Pero si no me engaño tal vez Celina hizo algo más que servir de lúcido puente con una obra maravillosa. Más de cuarenta años después caigo en la cuenta que al darnos a leer aquel poema nos participaba de un mensaje algo más recóndito y fundamental. Porque seguramente esos trajinados versos (dolidos, patéticos, autocompasivos) hablaban más de ella que de nosotros, escritos como estaban en un código encriptado que solamente podríamos descifrar en un futuro distante. En el otoño de su vida, lo que ella no había sabido, no había podido o no había querido intentar, nos decía que teníamos que ambicionarlo con todas nuestras jóvenes fuerzas, disfrutando una a una las hojas del calendario que asomaban por delante. A través de la literatura, más allá de la literatura, nos hizo copiar –caminando por los bordes de la rígida disciplina de un colegio religioso- que el peor de los pecados es no ser feliz, y que debíamos arriesgarnos a jugar el juego humano de las noches y los días. Lamento en el alma haber tardado tanto tiempo en descubrir (y nunca haber encontrado la oportunidad para agradecer) esa profunda y perdurable lección del Borges de Celina. El desdichado Borges de Celina.

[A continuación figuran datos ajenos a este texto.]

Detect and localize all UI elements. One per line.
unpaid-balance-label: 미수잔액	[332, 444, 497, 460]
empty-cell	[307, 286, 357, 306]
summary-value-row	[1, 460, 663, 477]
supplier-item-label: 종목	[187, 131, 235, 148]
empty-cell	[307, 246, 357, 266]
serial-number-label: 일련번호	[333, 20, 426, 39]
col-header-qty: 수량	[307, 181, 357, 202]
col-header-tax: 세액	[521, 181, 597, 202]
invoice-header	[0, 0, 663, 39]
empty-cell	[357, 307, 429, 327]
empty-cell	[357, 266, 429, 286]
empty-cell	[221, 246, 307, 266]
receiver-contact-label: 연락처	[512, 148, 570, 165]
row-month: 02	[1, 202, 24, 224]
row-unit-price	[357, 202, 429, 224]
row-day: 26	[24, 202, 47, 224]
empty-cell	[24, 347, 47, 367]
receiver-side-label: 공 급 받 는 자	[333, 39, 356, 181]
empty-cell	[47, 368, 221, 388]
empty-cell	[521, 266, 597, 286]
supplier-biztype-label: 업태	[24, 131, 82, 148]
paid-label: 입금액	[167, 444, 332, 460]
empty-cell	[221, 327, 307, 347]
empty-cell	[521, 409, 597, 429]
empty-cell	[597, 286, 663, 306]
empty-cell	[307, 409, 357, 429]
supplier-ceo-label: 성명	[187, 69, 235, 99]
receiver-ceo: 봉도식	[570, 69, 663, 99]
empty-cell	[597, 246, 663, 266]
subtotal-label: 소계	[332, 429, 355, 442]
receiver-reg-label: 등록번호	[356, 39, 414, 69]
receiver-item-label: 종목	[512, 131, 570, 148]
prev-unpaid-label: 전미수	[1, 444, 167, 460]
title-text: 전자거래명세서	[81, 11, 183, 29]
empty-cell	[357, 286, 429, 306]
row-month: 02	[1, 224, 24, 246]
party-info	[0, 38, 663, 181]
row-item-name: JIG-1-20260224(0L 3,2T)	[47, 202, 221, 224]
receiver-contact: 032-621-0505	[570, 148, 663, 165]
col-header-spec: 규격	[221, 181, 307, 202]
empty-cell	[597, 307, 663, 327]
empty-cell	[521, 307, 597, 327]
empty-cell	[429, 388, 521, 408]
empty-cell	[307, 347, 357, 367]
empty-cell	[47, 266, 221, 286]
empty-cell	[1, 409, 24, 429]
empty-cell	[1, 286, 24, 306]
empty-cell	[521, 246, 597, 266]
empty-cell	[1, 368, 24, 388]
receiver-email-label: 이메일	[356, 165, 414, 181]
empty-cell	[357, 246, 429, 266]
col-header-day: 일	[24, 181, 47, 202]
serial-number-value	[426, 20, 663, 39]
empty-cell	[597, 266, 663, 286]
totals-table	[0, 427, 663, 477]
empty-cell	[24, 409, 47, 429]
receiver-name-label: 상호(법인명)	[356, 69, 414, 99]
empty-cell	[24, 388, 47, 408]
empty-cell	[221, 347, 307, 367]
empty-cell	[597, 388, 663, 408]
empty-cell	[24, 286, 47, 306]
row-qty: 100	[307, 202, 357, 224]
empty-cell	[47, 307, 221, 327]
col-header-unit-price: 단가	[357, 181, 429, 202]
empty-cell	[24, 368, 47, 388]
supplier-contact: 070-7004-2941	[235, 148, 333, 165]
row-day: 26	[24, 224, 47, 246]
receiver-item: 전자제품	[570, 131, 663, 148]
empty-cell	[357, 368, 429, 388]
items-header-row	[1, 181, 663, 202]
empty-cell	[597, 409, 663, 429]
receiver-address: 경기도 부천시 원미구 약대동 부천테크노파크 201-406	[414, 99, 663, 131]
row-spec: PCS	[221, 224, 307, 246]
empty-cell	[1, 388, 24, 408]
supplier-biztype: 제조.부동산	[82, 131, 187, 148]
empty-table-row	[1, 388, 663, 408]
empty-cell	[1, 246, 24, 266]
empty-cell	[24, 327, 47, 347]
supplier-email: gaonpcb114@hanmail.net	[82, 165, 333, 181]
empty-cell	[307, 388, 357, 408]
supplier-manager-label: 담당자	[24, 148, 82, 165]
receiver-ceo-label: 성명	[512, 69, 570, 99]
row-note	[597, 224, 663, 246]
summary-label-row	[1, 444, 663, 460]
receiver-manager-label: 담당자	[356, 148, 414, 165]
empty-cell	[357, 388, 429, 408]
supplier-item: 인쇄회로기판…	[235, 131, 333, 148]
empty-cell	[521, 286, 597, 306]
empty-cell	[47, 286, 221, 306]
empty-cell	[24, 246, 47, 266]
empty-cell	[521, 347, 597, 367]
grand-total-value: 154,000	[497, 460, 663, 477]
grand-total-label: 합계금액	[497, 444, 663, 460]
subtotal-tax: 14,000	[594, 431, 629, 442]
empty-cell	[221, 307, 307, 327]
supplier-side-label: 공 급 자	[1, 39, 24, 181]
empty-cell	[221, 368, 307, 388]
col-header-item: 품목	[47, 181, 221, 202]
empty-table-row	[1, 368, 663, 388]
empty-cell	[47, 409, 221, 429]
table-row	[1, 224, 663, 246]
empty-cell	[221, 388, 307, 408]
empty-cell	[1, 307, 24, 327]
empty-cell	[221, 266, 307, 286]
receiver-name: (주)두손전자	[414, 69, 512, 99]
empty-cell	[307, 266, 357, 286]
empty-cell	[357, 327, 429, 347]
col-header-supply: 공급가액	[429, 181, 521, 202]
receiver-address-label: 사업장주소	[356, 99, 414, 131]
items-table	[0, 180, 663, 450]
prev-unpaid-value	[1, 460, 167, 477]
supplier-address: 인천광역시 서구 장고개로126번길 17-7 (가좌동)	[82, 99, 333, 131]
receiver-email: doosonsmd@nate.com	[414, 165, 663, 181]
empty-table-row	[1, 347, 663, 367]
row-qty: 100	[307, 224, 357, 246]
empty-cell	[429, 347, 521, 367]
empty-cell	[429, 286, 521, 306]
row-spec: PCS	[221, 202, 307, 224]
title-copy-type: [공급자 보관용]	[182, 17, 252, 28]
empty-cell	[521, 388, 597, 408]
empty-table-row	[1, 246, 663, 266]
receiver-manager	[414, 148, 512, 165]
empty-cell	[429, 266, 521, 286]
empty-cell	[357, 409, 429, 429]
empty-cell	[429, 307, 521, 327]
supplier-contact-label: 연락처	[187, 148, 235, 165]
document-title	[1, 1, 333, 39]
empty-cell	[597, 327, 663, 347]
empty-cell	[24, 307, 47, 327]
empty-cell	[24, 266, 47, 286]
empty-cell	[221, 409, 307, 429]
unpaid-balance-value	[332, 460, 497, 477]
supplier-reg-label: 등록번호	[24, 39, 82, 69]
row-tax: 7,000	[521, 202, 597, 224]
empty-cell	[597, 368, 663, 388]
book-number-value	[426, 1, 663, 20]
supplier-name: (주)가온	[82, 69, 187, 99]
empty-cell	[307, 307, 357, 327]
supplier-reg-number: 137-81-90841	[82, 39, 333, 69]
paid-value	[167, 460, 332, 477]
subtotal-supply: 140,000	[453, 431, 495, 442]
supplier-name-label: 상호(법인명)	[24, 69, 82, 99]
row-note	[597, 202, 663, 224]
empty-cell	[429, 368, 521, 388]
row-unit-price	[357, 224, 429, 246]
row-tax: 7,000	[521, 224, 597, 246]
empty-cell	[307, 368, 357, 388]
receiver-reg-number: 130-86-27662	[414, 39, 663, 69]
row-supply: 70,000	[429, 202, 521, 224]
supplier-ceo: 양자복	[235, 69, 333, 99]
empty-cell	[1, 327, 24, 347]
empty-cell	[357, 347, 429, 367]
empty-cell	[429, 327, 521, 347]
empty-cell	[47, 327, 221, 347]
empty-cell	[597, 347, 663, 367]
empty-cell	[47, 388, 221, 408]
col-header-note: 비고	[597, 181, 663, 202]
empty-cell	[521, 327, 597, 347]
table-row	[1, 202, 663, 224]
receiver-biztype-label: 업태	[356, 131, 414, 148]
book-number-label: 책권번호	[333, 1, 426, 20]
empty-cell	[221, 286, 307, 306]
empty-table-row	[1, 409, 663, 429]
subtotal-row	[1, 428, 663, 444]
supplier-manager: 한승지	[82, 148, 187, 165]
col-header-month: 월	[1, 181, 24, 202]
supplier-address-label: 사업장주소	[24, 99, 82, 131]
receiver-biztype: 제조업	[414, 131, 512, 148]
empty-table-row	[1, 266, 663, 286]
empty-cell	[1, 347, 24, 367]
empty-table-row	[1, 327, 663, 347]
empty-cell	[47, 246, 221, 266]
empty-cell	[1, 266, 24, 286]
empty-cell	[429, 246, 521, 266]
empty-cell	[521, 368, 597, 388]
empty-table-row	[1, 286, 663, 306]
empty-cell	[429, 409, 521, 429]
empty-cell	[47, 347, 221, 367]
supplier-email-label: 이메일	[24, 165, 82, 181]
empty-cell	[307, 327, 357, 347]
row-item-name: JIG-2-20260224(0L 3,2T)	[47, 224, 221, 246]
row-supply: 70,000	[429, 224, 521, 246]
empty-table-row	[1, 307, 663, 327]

La Plata, noviembre de 2018.



REFERENCIAS

Benjamin, Walter, Calle de dirección única, Madrid, Alfaguara, 2005.

Berenguer Carisomo Arturo, Antología Argentina Contemporánea, Bs.As, Huemul, 1972.

Borges, Jorge Luis y Antonio Carrizo, Borges: el memorioso (Conversaciones de Jorge Luis Borges con Antonio Carrizo), México, FCE, 1982.

Borges, Jorge Luis, Obras completas, edición crítica anotada por Rolando Costa Picazo e Irma Zangara, T. III, Bs.As, Emecé, 2011.

Vaccaro, Alejandro, Borges: vida y literatura, Bs.As, Edhasa, 2006.

Vázquez, María Esther, Borges: esplendor y derrota, Barcelona, Tusquets, 1996.


Woodall, James, La vida de Jorge Luis Borges. El hombre en el espejo del libro (1996), Barcelona, Gedisa, 1998.